The Other Side

It is three thousand years in the future, and much has changed. Instead of a democratic society where people can choose their life, there exists 'The Other Side'- The name of a concentrated civilian institution created by the world's most powerful form of government: the Depressors, ruled by an unseen God by the name of Omar. The only people who don't live under constraint are the Royal Family- supposedly chosen by Omar in a secret form of microchipping before anyone on Earth was even created.
But now a young girl called Safah is said to have the microchip- even though she herself comes from The Other Side.
Will Safah be the cause of the biggest revolution in history, and restore the world to what it was before?


2. The First Phase

At first, when all of this started, I didn't have any idea what anyone was talking about.

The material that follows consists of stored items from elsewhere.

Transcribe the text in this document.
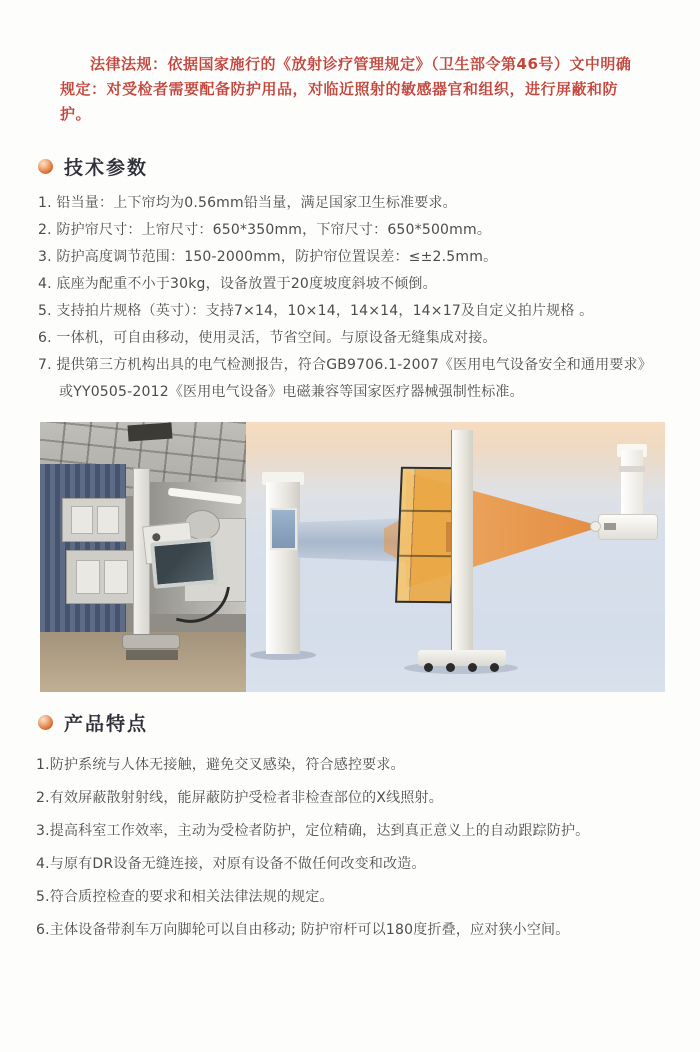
法律法规：依据国家施行的《放射诊疗管理规定》（卫生部令第46号）文中明确规定：对受检者需要配备防护用品，对临近照射的敏感器官和组织，进行屏蔽和防护。

技术参数

1. 铅当量：上下帘均为0.56mm铅当量，满足国家卫生标准要求。

2. 防护帘尺寸：上帘尺寸：650*350mm，下帘尺寸：650*500mm。

3. 防护高度调节范围：150-2000mm，防护帘位置误差：≤±2.5mm。

4. 底座为配重不小于30kg，设备放置于20度坡度斜坡不倾倒。

5. 支持拍片规格（英寸）：支持7×14，10×14，14×14，14×17及自定义拍片规格 。

6. 一体机，可自由移动，使用灵活，节省空间。与原设备无缝集成对接。

7. 提供第三方机构出具的电气检测报告，符合GB9706.1-2007《医用电气设备安全和通用要求》或YY0505-2012《医用电气设备》电磁兼容等国家医疗器械强制性标准。

产品特点

1.防护系统与人体无接触，避免交叉感染，符合感控要求。

2.有效屏蔽散射射线，能屏蔽防护受检者非检查部位的X线照射。

3.提高科室工作效率，主动为受检者防护，定位精确，达到真正意义上的自动跟踪防护。

4.与原有DR设备无缝连接，对原有设备不做任何改变和改造。

5.符合质控检查的要求和相关法律法规的规定。

6.主体设备带刹车万向脚轮可以自由移动; 防护帘杆可以180度折叠，应对狭小空间。
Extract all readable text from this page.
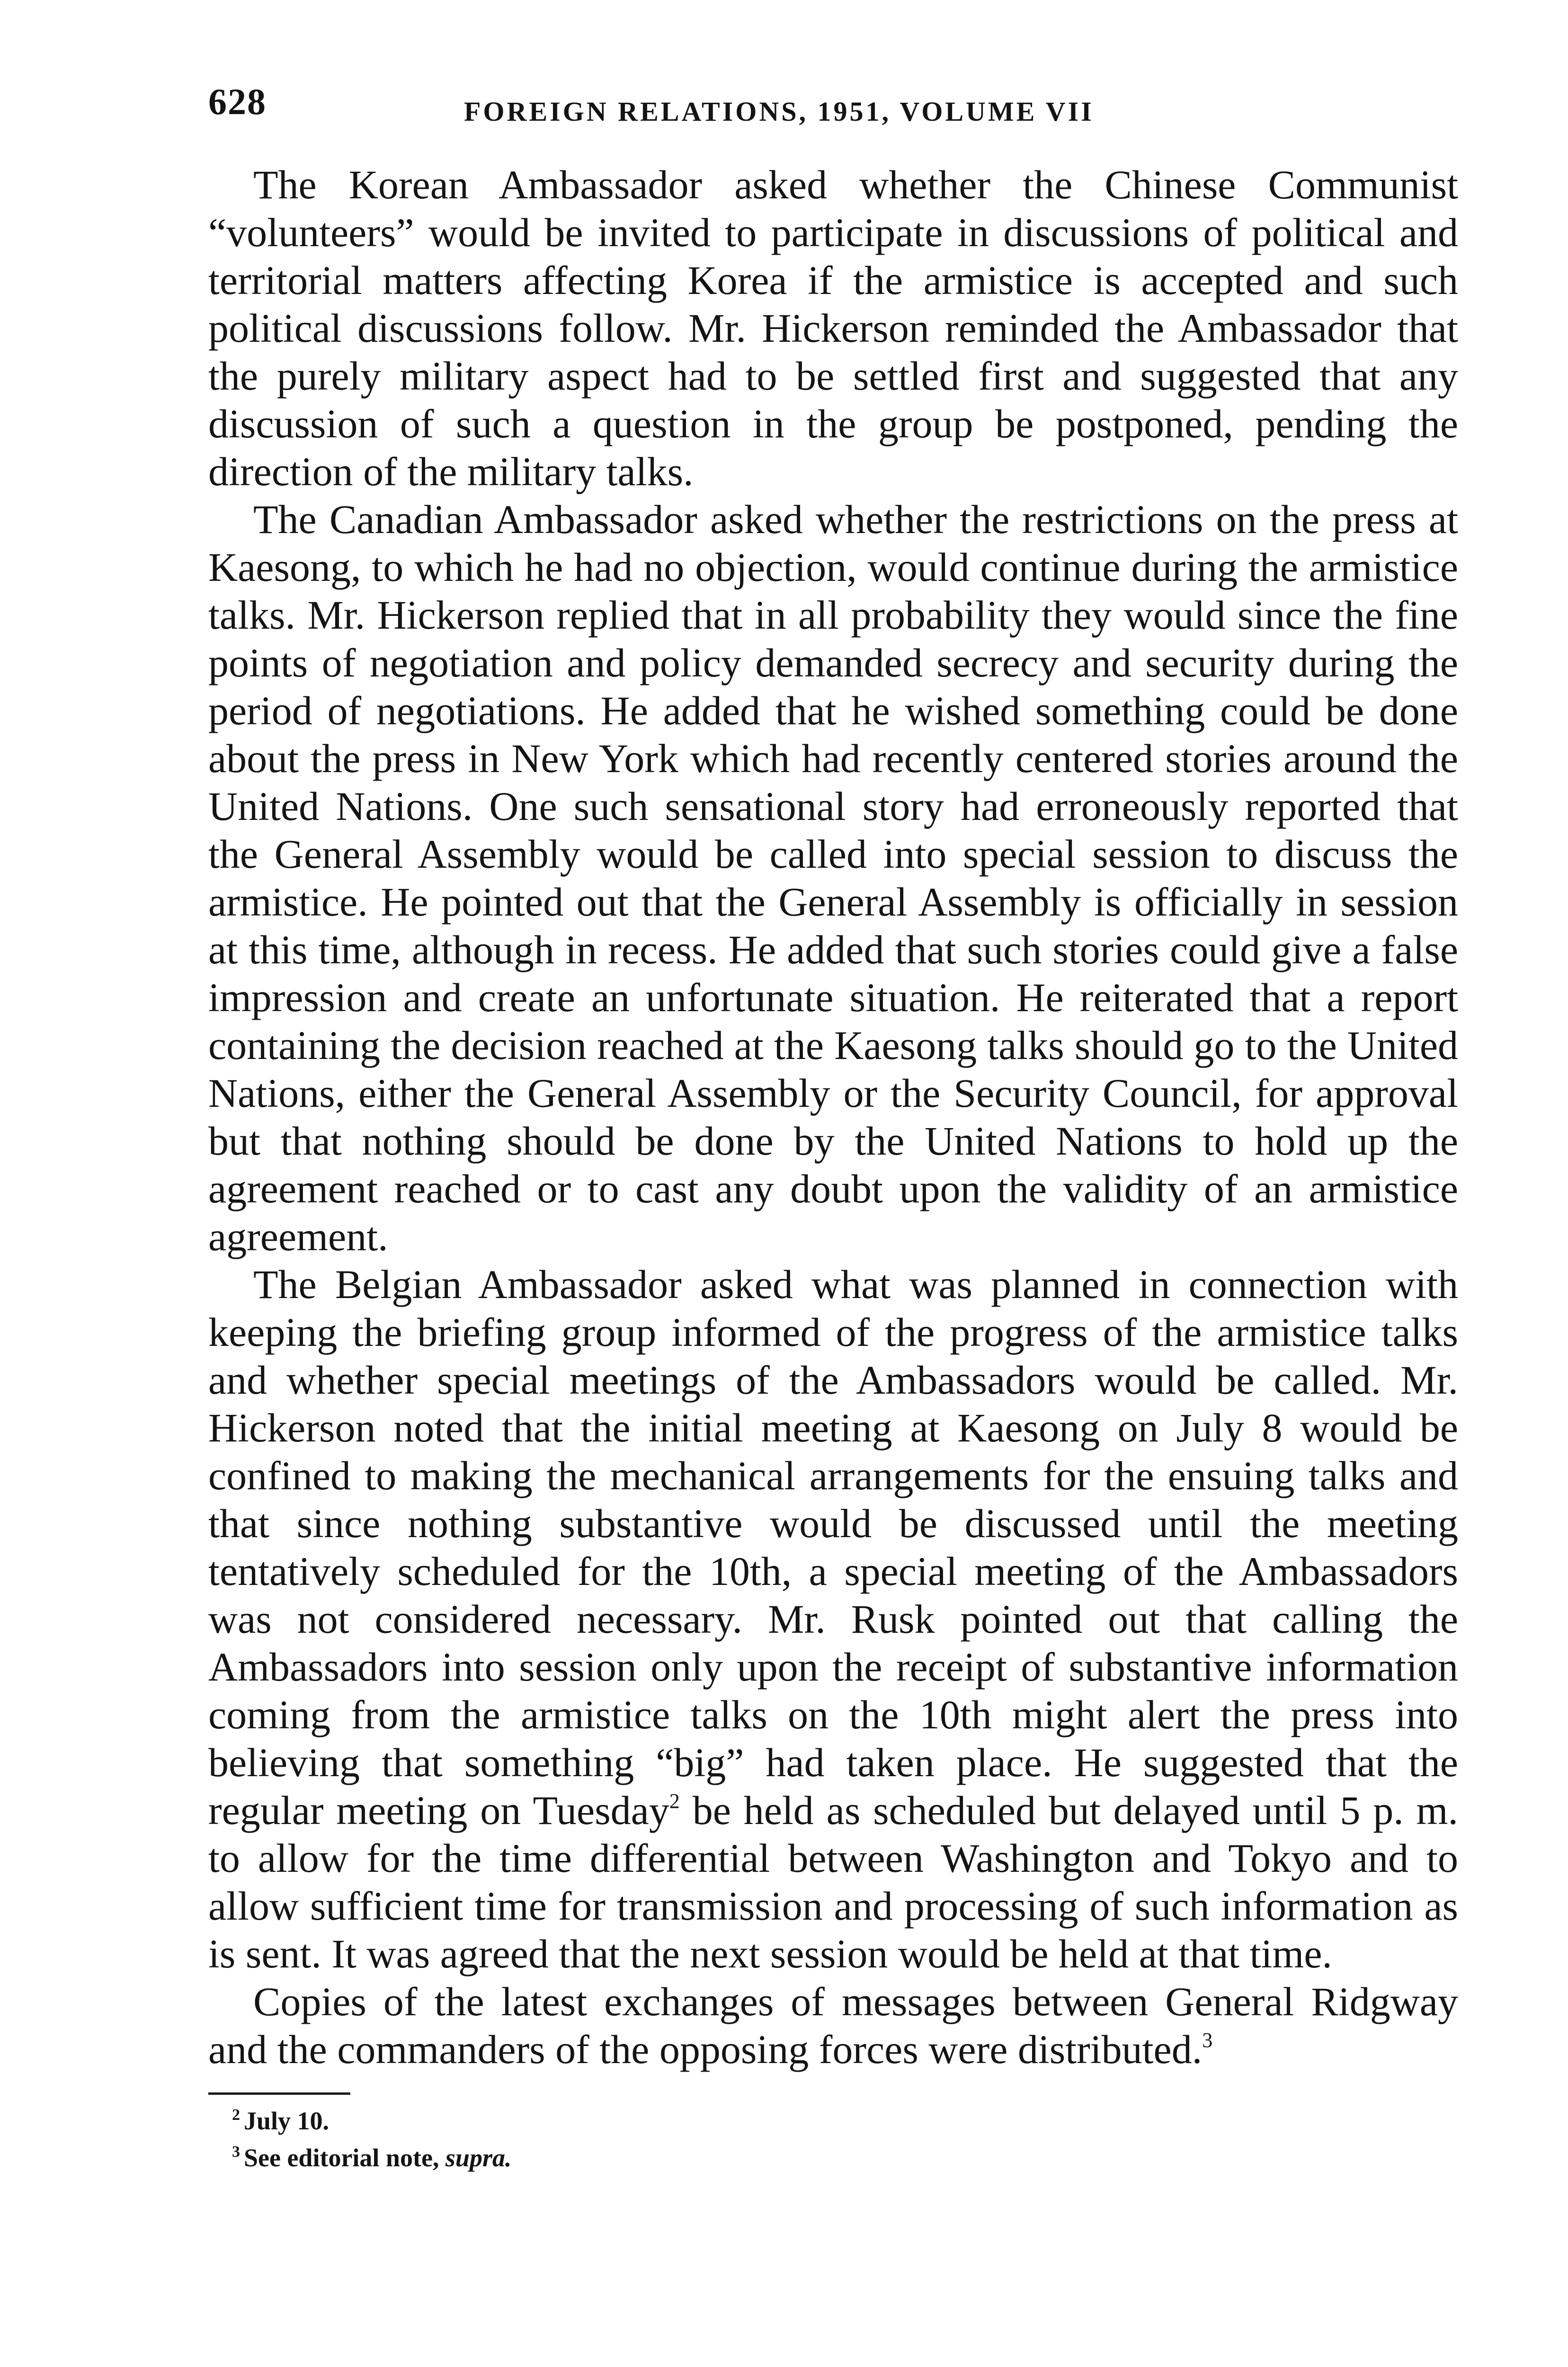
628	FOREIGN RELATIONS, 1951, VOLUME VII

The Korean Ambassador asked whether the Chinese Communist “volunteers” would be invited to participate in discussions of political and territorial matters affecting Korea if the armistice is accepted and such political discussions follow. Mr. Hickerson reminded the Ambassador that the purely military aspect had to be settled first and suggested that any discussion of such a question in the group be postponed, pending the direction of the military talks.

The Canadian Ambassador asked whether the restrictions on the press at Kaesong, to which he had no objection, would continue during the armistice talks. Mr. Hickerson replied that in all probability they would since the fine points of negotiation and policy demanded secrecy and security during the period of negotiations. He added that he wished something could be done about the press in New York which had recently centered stories around the United Nations. One such sensational story had erroneously reported that the General Assembly would be called into special session to discuss the armistice. He pointed out that the General Assembly is officially in session at this time, although in recess. He added that such stories could give a false impression and create an unfortunate situation. He reiterated that a report containing the decision reached at the Kaesong talks should go to the United Nations, either the General Assembly or the Security Council, for approval but that nothing should be done by the United Nations to hold up the agreement reached or to cast any doubt upon the validity of an armistice agreement.

The Belgian Ambassador asked what was planned in connection with keeping the briefing group informed of the progress of the armistice talks and whether special meetings of the Ambassadors would be called. Mr. Hickerson noted that the initial meeting at Kaesong on July 8 would be confined to making the mechanical arrangements for the ensuing talks and that since nothing substantive would be discussed until the meeting tentatively scheduled for the 10th, a special meeting of the Ambassadors was not considered necessary. Mr. Rusk pointed out that calling the Ambassadors into session only upon the receipt of substantive information coming from the armistice talks on the 10th might alert the press into believing that something “big” had taken place. He suggested that the regular meeting on Tuesday$^2$ be held as scheduled but delayed until 5 p. m. to allow for the time differential between Washington and Tokyo and to allow sufficient time for transmission and processing of such information as is sent. It was agreed that the next session would be held at that time.

Copies of the latest exchanges of messages between General Ridgway and the commanders of the opposing forces were distributed.$^3$

$^2$ July 10.
$^3$ See editorial note, supra.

Partly, it was because I was just a child, and I had no background knowledge of what form of government ruled in the 14th century; but mostly it was because the adults in Balaria kept so many secrets from us. As soon as the civil war was over and the Depressors had taken over there was no choice of radio, or T.V and certainly no choice of newspapers- propaganda ruled our lives. Children were sent to 'schools' to be taught the laws of Omar, adults had all of their money and property taken away from them and anyone who fought against this were severely executed. 

Balaria was now concentrated: deeply and purely; right down to it's very core.

As for me, I was inquisitive. Where other children would cower behind their parents, I would try and balance on their shoulders as the Depressors zoomed past us in their pods; turning up the dust rapidly in their wake. However curiosity was dangerous in Balaria and I was often punished for asking who Omar was: no one could or would utter his name unless in prayer. Omar was God over all people, and the Depressors lived by his rigorous laws which evidently meant more discomfort for the people of Balaria. 

The oldest executed was a ninety-seven year old, the youngest barely nine. Both of them and the rest of the victimised criminals had been punished for refusing to accept the rules of society. That was the first thing I had learnt at school. I still remember Miss Awan taking the chalk and writing on the board in big bold letters, 'FEUDALISM'. Next to it she had written three more words, slightly smaller but evidently of equal importance, "LORD, VASSALS, PEASANTS.'

"Can anyone tell me who these represent in Balaria today?"

Apparently, the Lord was Omar, the Vassals who lived under the Lord were the Depressors and the Peasants were us. I had always thought it strange how the Lord over all the people was a man who lived in the sky, unseen by any man who ever lived. I also wondered how the Depressors would follow his rules if Omar never told them any.

Standing on a pile of discarded pig bones, I stretched as tall as my body would allow and peered over the fence. Here, just around the back of my house, was the only place in the whole of Balaria you could see the whole of The Other Side. Huge emerald gates with guilded rubies was the barrier between their world and ours, and castles with turrets as high as the damp clouds were scattered over the horizon. I lifted my head up and let the sudden rain trickle down my face; my caramel ringlets danced in the wind. Where we lived, there was no sun, in every meaning possible.

"Safah!" My mother called. "Supper time. Wash your hands, dear."

I lived in Balaria with my Mother, Father and younger brother Asim. We didn't have much, but what we did have was each other. Because Balaria was so miserable a place to live in it made our community closer together, and we would eat supper with our neighbours every evening. Tonight I would see Judi again, the soul mate Omar had chosen for me when I was merely a cell in the vast universe, waiting for my mother to pick me to be born, as was the teaching of Omar. Giggling with the sheer excitement of being alive, I bent down to tie up the lace of my cotton shoe and thunder cracked in the purple sky above me.

"Coming Maman," I yelled into the tent as the next few drops of rain began to fall.